Will China Colonize and Incorporate Siberia? (2012) - bsullivan01
http://hir.harvard.edu/will-china-colonize-and-incorporate-siberia

======
memracom
History shows that most emigrants identify more closely with their new country
than with the ethnic group from which they originated, when it comes to
politics. Especially in such a multi-ethnic country as Russia. The children of
these immigrants will learn Russian, play with Russian kids and absorb a whole
lot of Russian culture. When they visit the old country, it will seem rather
quaint, and remind them of their parents. In other words, China will seem old-
fashioned and Russia will seem more modern.

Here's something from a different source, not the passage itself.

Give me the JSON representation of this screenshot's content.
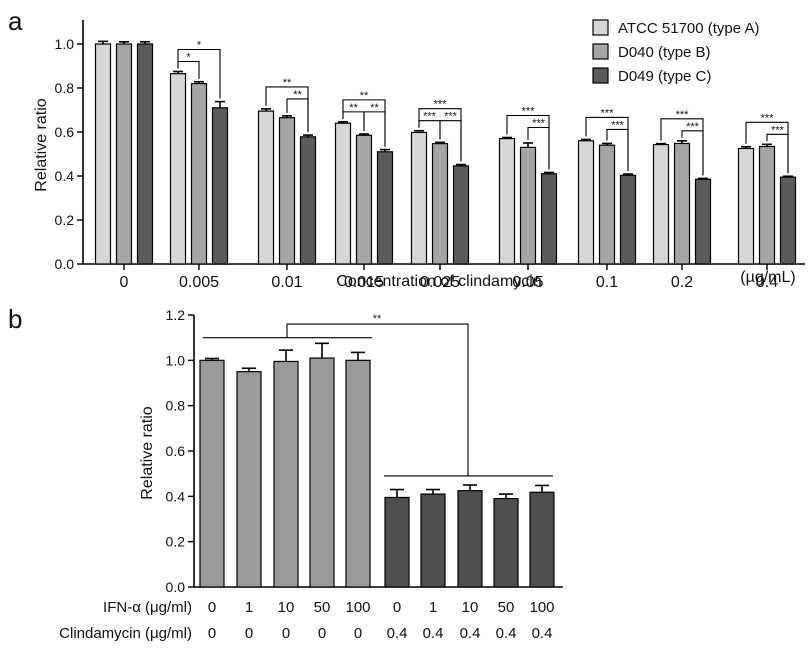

This suggests that there is at least as much of a risk that Siberia/Russia
will incorporate Northern China. In a fight, there is no telling who will win,
because it is very hard to predict how an ethnic group will divide. A
detailled study of World War II will show you that the Nazis had the support
of an English SS regiment (in other words English citizens who went to sign up
with the 3rd Reich rather than the British Army) and similar splits in every
single ethnic group in Eastern Europe in the area where the battles were
fought.

In addition, a similar emigration is happening to North America. Vancouver BC
now has 30% Chinese speaking population and the concept of Chinatown has
become laughable. There are shops and restaurants with Chinese signs in every
neighborhood of the city and Caucasians like myself often find ourselves in a
visible minority. And we are learning Mandarin as well, just in case.